These cost real Anthropic tokens, so run them locally or from a release-only CI lane — not on every PR.

## CI

GitHub Actions in `.github/workflows/` runs the per-surface checks above on every PR. Web and Server deploy automatically on merge to `main`.

## Adding a test

- **Server:** add a `test*.py` to the relevant app (`apps/server/<app>/tests.py`) and call it from `manage.py test`.
- **MCP:** add a file under `apps/mcp/tests/` and use the existing `node:test` harness.
- **Web / Desktop:** runtime tests don't exist yet; tighten the type system or add a Playwright pass when the change warrants it.

---

## FAQ & Troubleshooting


## "MCP fails with `network error talking to https://api.clone.is/...: fetch failed`"

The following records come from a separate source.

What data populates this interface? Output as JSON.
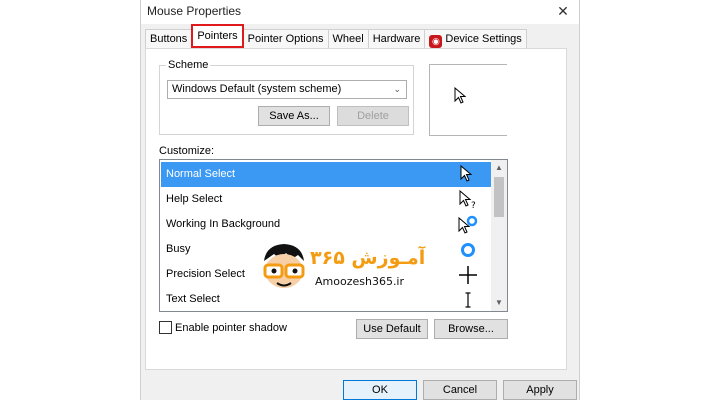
{
  "window": {
    "title": "Mouse Properties",
    "close_glyph": "✕"
  },
  "tabs": [
    {
      "label": "Buttons"
    },
    {
      "label": "Pointers"
    },
    {
      "label": "Pointer Options"
    },
    {
      "label": "Wheel"
    },
    {
      "label": "Hardware"
    },
    {
      "label": "Device Settings",
      "icon": "device-settings-icon"
    }
  ],
  "scheme": {
    "label": "Scheme",
    "selected": "Windows Default (system scheme)",
    "save_as": "Save As...",
    "delete": "Delete"
  },
  "customize": {
    "label": "Customize:",
    "items": [
      {
        "label": "Normal Select",
        "icon": "arrow-cursor-icon"
      },
      {
        "label": "Help Select",
        "icon": "help-cursor-icon"
      },
      {
        "label": "Working In Background",
        "icon": "working-cursor-icon"
      },
      {
        "label": "Busy",
        "icon": "busy-cursor-icon"
      },
      {
        "label": "Precision Select",
        "icon": "crosshair-cursor-icon"
      },
      {
        "label": "Text Select",
        "icon": "text-cursor-icon"
      }
    ],
    "selected_index": 0
  },
  "options": {
    "shadow_label": "Enable pointer shadow",
    "shadow_checked": false,
    "use_default": "Use Default",
    "browse": "Browse..."
  },
  "footer": {
    "ok": "OK",
    "cancel": "Cancel",
    "apply": "Apply"
  },
  "watermark": {
    "site": "Amoozesh365.ir",
    "persian": "آمـوزش ۳۶۵"
  },
  "colors": {
    "selection": "#3b99f3",
    "active_tab_border": "#e0191c",
    "accent": "#0078d7"
  }
}
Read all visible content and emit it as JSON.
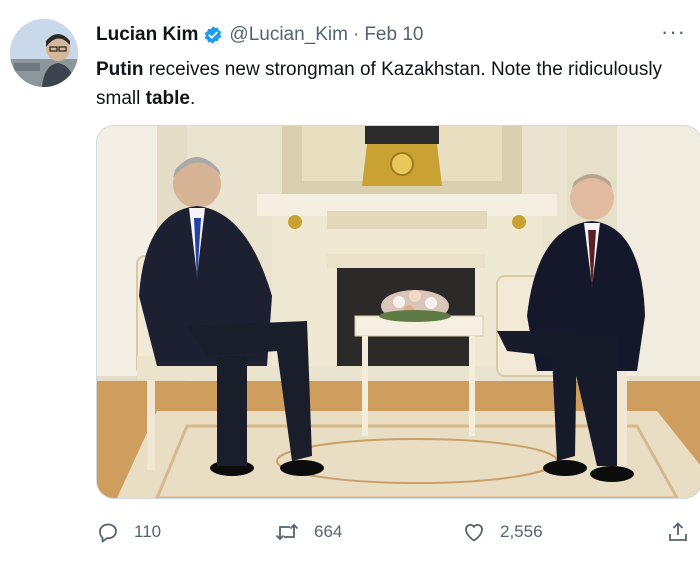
{
  "tweet": {
    "author": {
      "name": "Lucian Kim",
      "handle": "@Lucian_Kim",
      "verified": true
    },
    "separator": "·",
    "date": "Feb 10",
    "more_icon": "more-icon",
    "text_parts": [
      "Putin",
      " receives new strongman of Kazakhstan. Note the ridiculously small ",
      "table",
      "."
    ],
    "media": {
      "type": "photo",
      "subject": "Putin receiving Tokayev in Kremlin room beside fireplace with small table"
    },
    "actions": {
      "reply_count": "110",
      "retweet_count": "664",
      "like_count": "2,556"
    }
  },
  "colors": {
    "text": "#0f1419",
    "secondary": "#536471",
    "verified": "#1d9bf0"
  }
}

The MCP server can connect to itself but not to the upstream Django API. Three usual causes, in order of likelihood:

1. **DNS NXDOMAIN cached on your local resolver.** Even after the registrar's A record is correct and `dig @8.8.8.8 api.clone.is` returns the right IP, your ISP's resolver may still have the negative cache. Wait the SOA TTL out (≤ 1 hour for Namecheap) or pin the host in `/etc/hosts`. See [DNS & TLS](./self-hosting/dns-tls).
2. **Wrong `CLONE_API_URL`.** `apps/mcp/src/index.ts` defaults to `https://api.clone.is`. Override via the env variable when running locally (`CLONE_API_URL=http://localhost:8001`).
3. **Server is down.** `curl -sS -X POST $CLONE_API_URL/api/recording/events/` should at least return a 401, not a connection error.

## "Recording helpers return `is not valid under any of the given schemas`"

The most common cause is a `source` value that isn't in the enum. `source` must be one of `desktop`, `cli`, `mobile`, `smartglass`, `agent`, `integration`. Free-form values like `"claude-code"` belong in `source_detail`, not `source`. The `record_agent_prompt` / `record_agent_response` / `start_session` / `stop_session` helpers all share the same enum.

The other gotchas:

- `record_agent_prompt` takes `prompt`, not `text`.
- `record_agent_response` takes `response`, not `text`.
- `integration` events **require** `source_detail` (the upstream provider name).

See [Schema](./schema) for the full validation rules.

## "Predictions return 504 Gateway Time-out under load"

`/api/predictions/predict/` performs a real Anthropic call (3–6 seconds is typical). Many concurrent calls queue behind nginx's `proxy_read_timeout` and individual requests can hit it. Mitigations:

- Issue calls serially, or in batches of ≤ 4 concurrent requests.
- Use the batch endpoint (`POST /api/predictions/predict/batch/`) — it shares one Memory bundle across up to 100 prompts.
- Tune nginx: increase `proxy_read_timeout` for `/api/predictions/` if your traffic pattern is consistently slow upstream.

## "All my predictions come back with `confidence` around 0.4 and `status: escalated`"

You're cold-start. The Memory layer hasn't seen enough of your real history yet. Two ways to seed it:

1. Push real events through `record_agent_prompt` / `record_agent_response` — actual question/answer pairs from how you really work.
2. Run promotion: `POST /api/memory/promote/episodes/` then `POST /api/memory/promote/facts/` (LLM-driven, costs Anthropic tokens).

Calibration improves once `POST /api/memory/context/` returns a non-empty bundle.

## "I edited the prediction. How do I tell Clone?"

`POST /api/predictions/<id>/feedback/` with `status: "edited"` and the actual reply. The Prediction layer uses these to compute precision in `/predictions/stats/` (`(auto + accepted) / answered`).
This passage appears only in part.